Divided Iran enters 2010 after year of deadly protests

Tehran, December 31: A divided Iran enters 2010 after a year marked by recurring deadly protests against President Mahmoud Ahmadinejad — some of the worst demonstrations since the shah’s fall — and tensions with the West over its nuclear drive.

The protests, which erupted after Ahmadinejad’s re-election, shook the pillars of the 30-year-old Islamic regime, split its clerical elite and prompted supreme leader Ayatollah Ali Khamenei to publicly support the president.

The deepening political schism has turned some of those who helped build the regime after the 1979 Islamic revolution into its most bitter critics.

While Iran in 2010 is likely to continue on the path of confrontation over its nuclear drive, domestically it will be preoccupied with political upheaval and trying to bolster its dilapidated, inflation-stoked economy.

Hundreds of thousands of protesters who supported Mir Hossein Mousavi — Ahmadinejad’s main rival in the June 12 election — flooded Tehran’s streets after the vote, claiming it was rigged.

The streets echoed with anti-Ahmadinejad slogans such as “Give back our stolen votes” and “Death to the dictator”, which continue to reverberate six months later.

Dozens were killed in running street battles as protesters clashed with Islamist militiamen and security forces who fired tear gas and beat them with batons and steel chains.

Despite the initial crackdown, demonstrators have since taken every opportunity to stage anti-government rallies, most recently during Sunday’s Shiite Muslim Ashura ceremonies, memorials for dissident cleric Grand Ayatollah Hossein Ali Montazeri who died on December 19, and Students Day on December 7.

On Sunday, eight people were reported killed, among them Mousavi’s nephew Seyed Ali. Police said “terrorists” killed him in an incident unrelated to anti-government riots.
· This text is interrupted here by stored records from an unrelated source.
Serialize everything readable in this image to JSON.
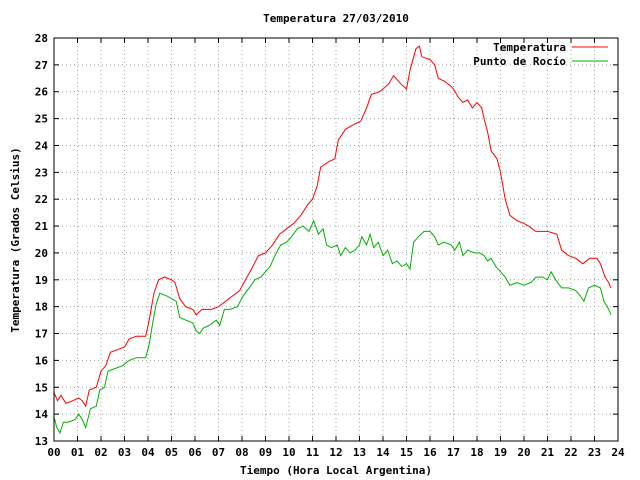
{
  "chart_data": {
    "type": "line",
    "title": "Temperatura 27/03/2010",
    "xlabel": "Tiempo (Hora Local Argentina)",
    "ylabel": "Temperatura (Grados Celsius)",
    "xlim": [
      0,
      24
    ],
    "ylim": [
      13,
      28
    ],
    "x_ticks": [
      "00",
      "01",
      "02",
      "03",
      "04",
      "05",
      "06",
      "07",
      "08",
      "09",
      "10",
      "11",
      "12",
      "13",
      "14",
      "15",
      "16",
      "17",
      "18",
      "19",
      "20",
      "21",
      "22",
      "23",
      "24"
    ],
    "y_ticks": [
      "13",
      "14",
      "15",
      "16",
      "17",
      "18",
      "19",
      "20",
      "21",
      "22",
      "23",
      "24",
      "25",
      "26",
      "27",
      "28"
    ],
    "grid": true,
    "legend_position": "top-right",
    "series": [
      {
        "name": "Temperatura",
        "color": "#ff0000",
        "points": [
          [
            0,
            14.8
          ],
          [
            0.15,
            14.5
          ],
          [
            0.3,
            14.7
          ],
          [
            0.5,
            14.4
          ],
          [
            0.8,
            14.5
          ],
          [
            1.05,
            14.6
          ],
          [
            1.2,
            14.5
          ],
          [
            1.35,
            14.3
          ],
          [
            1.5,
            14.9
          ],
          [
            1.8,
            15.0
          ],
          [
            2.0,
            15.6
          ],
          [
            2.2,
            15.8
          ],
          [
            2.4,
            16.3
          ],
          [
            2.7,
            16.4
          ],
          [
            3.0,
            16.5
          ],
          [
            3.2,
            16.8
          ],
          [
            3.5,
            16.9
          ],
          [
            3.9,
            16.9
          ],
          [
            4.05,
            17.5
          ],
          [
            4.25,
            18.5
          ],
          [
            4.45,
            19.0
          ],
          [
            4.7,
            19.1
          ],
          [
            5.0,
            19.0
          ],
          [
            5.15,
            18.9
          ],
          [
            5.35,
            18.3
          ],
          [
            5.6,
            18.0
          ],
          [
            5.9,
            17.9
          ],
          [
            6.05,
            17.7
          ],
          [
            6.3,
            17.9
          ],
          [
            6.7,
            17.9
          ],
          [
            7.0,
            18.0
          ],
          [
            7.3,
            18.2
          ],
          [
            7.6,
            18.4
          ],
          [
            7.9,
            18.6
          ],
          [
            8.15,
            19.0
          ],
          [
            8.4,
            19.4
          ],
          [
            8.7,
            19.9
          ],
          [
            9.0,
            20.0
          ],
          [
            9.3,
            20.3
          ],
          [
            9.6,
            20.7
          ],
          [
            9.9,
            20.9
          ],
          [
            10.2,
            21.1
          ],
          [
            10.5,
            21.4
          ],
          [
            10.8,
            21.8
          ],
          [
            11.0,
            22.0
          ],
          [
            11.2,
            22.5
          ],
          [
            11.35,
            23.2
          ],
          [
            11.7,
            23.4
          ],
          [
            11.95,
            23.5
          ],
          [
            12.1,
            24.2
          ],
          [
            12.4,
            24.6
          ],
          [
            12.8,
            24.8
          ],
          [
            13.05,
            24.9
          ],
          [
            13.3,
            25.4
          ],
          [
            13.5,
            25.9
          ],
          [
            13.85,
            26.0
          ],
          [
            14.0,
            26.1
          ],
          [
            14.25,
            26.3
          ],
          [
            14.45,
            26.6
          ],
          [
            14.75,
            26.3
          ],
          [
            15.0,
            26.1
          ],
          [
            15.15,
            26.8
          ],
          [
            15.4,
            27.6
          ],
          [
            15.55,
            27.7
          ],
          [
            15.65,
            27.3
          ],
          [
            16.0,
            27.2
          ],
          [
            16.2,
            27.0
          ],
          [
            16.35,
            26.5
          ],
          [
            16.6,
            26.4
          ],
          [
            16.9,
            26.2
          ],
          [
            17.0,
            26.1
          ],
          [
            17.2,
            25.8
          ],
          [
            17.4,
            25.6
          ],
          [
            17.6,
            25.7
          ],
          [
            17.8,
            25.4
          ],
          [
            18.0,
            25.6
          ],
          [
            18.2,
            25.4
          ],
          [
            18.3,
            25.0
          ],
          [
            18.45,
            24.5
          ],
          [
            18.6,
            23.8
          ],
          [
            18.85,
            23.5
          ],
          [
            19.0,
            23.0
          ],
          [
            19.2,
            22.0
          ],
          [
            19.4,
            21.4
          ],
          [
            19.7,
            21.2
          ],
          [
            20.0,
            21.1
          ],
          [
            20.2,
            21.0
          ],
          [
            20.5,
            20.8
          ],
          [
            21.0,
            20.8
          ],
          [
            21.4,
            20.7
          ],
          [
            21.6,
            20.1
          ],
          [
            21.9,
            19.9
          ],
          [
            22.2,
            19.8
          ],
          [
            22.5,
            19.6
          ],
          [
            22.8,
            19.8
          ],
          [
            23.1,
            19.8
          ],
          [
            23.25,
            19.6
          ],
          [
            23.45,
            19.1
          ],
          [
            23.6,
            18.9
          ],
          [
            23.7,
            18.7
          ]
        ]
      },
      {
        "name": "Punto de Rocío",
        "color": "#00b000",
        "points": [
          [
            0,
            13.9
          ],
          [
            0.12,
            13.5
          ],
          [
            0.25,
            13.3
          ],
          [
            0.4,
            13.7
          ],
          [
            0.6,
            13.7
          ],
          [
            0.9,
            13.8
          ],
          [
            1.05,
            14.0
          ],
          [
            1.2,
            13.8
          ],
          [
            1.35,
            13.5
          ],
          [
            1.55,
            14.2
          ],
          [
            1.8,
            14.3
          ],
          [
            1.95,
            14.9
          ],
          [
            2.15,
            15.0
          ],
          [
            2.3,
            15.6
          ],
          [
            2.6,
            15.7
          ],
          [
            2.9,
            15.8
          ],
          [
            3.2,
            16.0
          ],
          [
            3.5,
            16.1
          ],
          [
            3.9,
            16.1
          ],
          [
            4.05,
            16.6
          ],
          [
            4.2,
            17.4
          ],
          [
            4.35,
            18.1
          ],
          [
            4.5,
            18.5
          ],
          [
            4.8,
            18.4
          ],
          [
            5.0,
            18.3
          ],
          [
            5.2,
            18.2
          ],
          [
            5.35,
            17.6
          ],
          [
            5.6,
            17.5
          ],
          [
            5.9,
            17.4
          ],
          [
            6.05,
            17.1
          ],
          [
            6.2,
            17.0
          ],
          [
            6.35,
            17.2
          ],
          [
            6.6,
            17.3
          ],
          [
            6.9,
            17.5
          ],
          [
            7.05,
            17.3
          ],
          [
            7.25,
            17.9
          ],
          [
            7.5,
            17.9
          ],
          [
            7.8,
            18.0
          ],
          [
            8.05,
            18.4
          ],
          [
            8.3,
            18.7
          ],
          [
            8.55,
            19.0
          ],
          [
            8.8,
            19.1
          ],
          [
            9.0,
            19.3
          ],
          [
            9.2,
            19.5
          ],
          [
            9.4,
            19.9
          ],
          [
            9.65,
            20.3
          ],
          [
            9.9,
            20.4
          ],
          [
            10.1,
            20.6
          ],
          [
            10.35,
            20.9
          ],
          [
            10.6,
            21.0
          ],
          [
            10.85,
            20.8
          ],
          [
            11.05,
            21.2
          ],
          [
            11.25,
            20.7
          ],
          [
            11.45,
            20.9
          ],
          [
            11.6,
            20.3
          ],
          [
            11.8,
            20.2
          ],
          [
            12.05,
            20.3
          ],
          [
            12.2,
            19.9
          ],
          [
            12.4,
            20.2
          ],
          [
            12.6,
            20.0
          ],
          [
            12.8,
            20.1
          ],
          [
            13.0,
            20.3
          ],
          [
            13.1,
            20.6
          ],
          [
            13.3,
            20.3
          ],
          [
            13.45,
            20.7
          ],
          [
            13.6,
            20.2
          ],
          [
            13.8,
            20.4
          ],
          [
            14.0,
            19.9
          ],
          [
            14.2,
            20.1
          ],
          [
            14.4,
            19.6
          ],
          [
            14.6,
            19.7
          ],
          [
            14.8,
            19.5
          ],
          [
            15.0,
            19.6
          ],
          [
            15.15,
            19.4
          ],
          [
            15.3,
            20.4
          ],
          [
            15.5,
            20.6
          ],
          [
            15.75,
            20.8
          ],
          [
            16.0,
            20.8
          ],
          [
            16.2,
            20.6
          ],
          [
            16.35,
            20.3
          ],
          [
            16.6,
            20.4
          ],
          [
            16.9,
            20.3
          ],
          [
            17.05,
            20.1
          ],
          [
            17.25,
            20.4
          ],
          [
            17.4,
            19.9
          ],
          [
            17.6,
            20.1
          ],
          [
            17.9,
            20.0
          ],
          [
            18.1,
            20.0
          ],
          [
            18.3,
            19.9
          ],
          [
            18.45,
            19.7
          ],
          [
            18.6,
            19.8
          ],
          [
            18.8,
            19.5
          ],
          [
            19.0,
            19.3
          ],
          [
            19.2,
            19.1
          ],
          [
            19.4,
            18.8
          ],
          [
            19.7,
            18.9
          ],
          [
            20.0,
            18.8
          ],
          [
            20.3,
            18.9
          ],
          [
            20.5,
            19.1
          ],
          [
            20.8,
            19.1
          ],
          [
            21.0,
            19.0
          ],
          [
            21.15,
            19.3
          ],
          [
            21.35,
            19.0
          ],
          [
            21.6,
            18.7
          ],
          [
            21.9,
            18.7
          ],
          [
            22.2,
            18.6
          ],
          [
            22.4,
            18.4
          ],
          [
            22.55,
            18.2
          ],
          [
            22.75,
            18.7
          ],
          [
            23.0,
            18.8
          ],
          [
            23.25,
            18.7
          ],
          [
            23.4,
            18.2
          ],
          [
            23.55,
            18.0
          ],
          [
            23.7,
            17.7
          ]
        ]
      }
    ]
  }
}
Scores of opposition figures were rounded up after the latest protests, and police arrested 500 “rioters”.

Ex-premier Mousavi, reputed for steering Iran’s economy during the war with Saddam Hussein’s Iraqi forces in the 1980s, has become the leading light of the widely divergent but mainly young opposition movement.

Mousavi, former president canidadate Mehdi Karroubi, and other leading opposition figures such as Akbar Hashemi Rafsanjani and Mohammad Khatami are now accused by the authorities of being “riot leaders”.

On Wednesday, IRNA news agency said some MPs and leaders have emphasised that the “prosecution of the heads of the sedition has become a public demand”.

Amnesty International says human rights violations in Iran are as bad as at any time in the past 20 years and has urged authorities to probe allegations of “torture, rape and unlawful killings”.

The crackdown has seen top reformists jailed and prosecuted in what the opposition has branded “show trials”, while restrictions have been imposed on the media, including barring foreign journalists from covering protests.

Several Iranian reporters for foreign media have been arrested, including an AFP journalist detained for four days in November.

But cyber-savvy protesters have side-stepped many restrictions by posting pictures and videos of wounded demonstrators — filmed on mobile phones — on social networking sites Facebook and Twitter and on video-sharing site Youtube.

The authorities have reacted by slowing down Internet speed and regularly cutting mobile phone networks.

Tehran has stridently accused foreign powers Britain, the United States and Israel of stoking the unrest.

Two British diplomats in Tehran were deported while nine embassy employees were arrested on charges of fomenting violence.

World powers led by US President Barack Obama meanwhile are frustrated with Tehran’s refusal to come clean on its nuclear programme and have threatened it with a fourth round of UN sanctions.

The crisis escalated after Iran rejected a UN-brokered nuclear fuel deal and disclosed it was building a second uranium enrichment plant near the shrine city of Qom.

The disclosure further angered world powers, which suspect Iran is secretly making an atom bomb. Tehran says it is pursuing nuclear technology purely to produce electricity.

Obama, who began his presidency by making diplomatic overtures to Iran, lumped with North Korea and Iraq as “axis of evil” by his predecessor George W. Bush, now warns that “time is running out” for the Islamic republic.

Russia, Iran’s longest-serving nuclear partner, and China were among 25 UN atomic watchdog member countries which censured Tehran for building the Qom plant, in a major diplomatic blow to Iran.

Ahmadinejad responded by declaring Tehran would build 10 more enrichment plants, setting the stage for a clash with the West over the atomic drive which arch-foe Israel says will be halted militarily if necessary.

On December 16, a typically defiant Iran test-fired what it said was a faster version of a medium-range missile that could strike Israel, drawing international censure and warnings of “serious” fallout.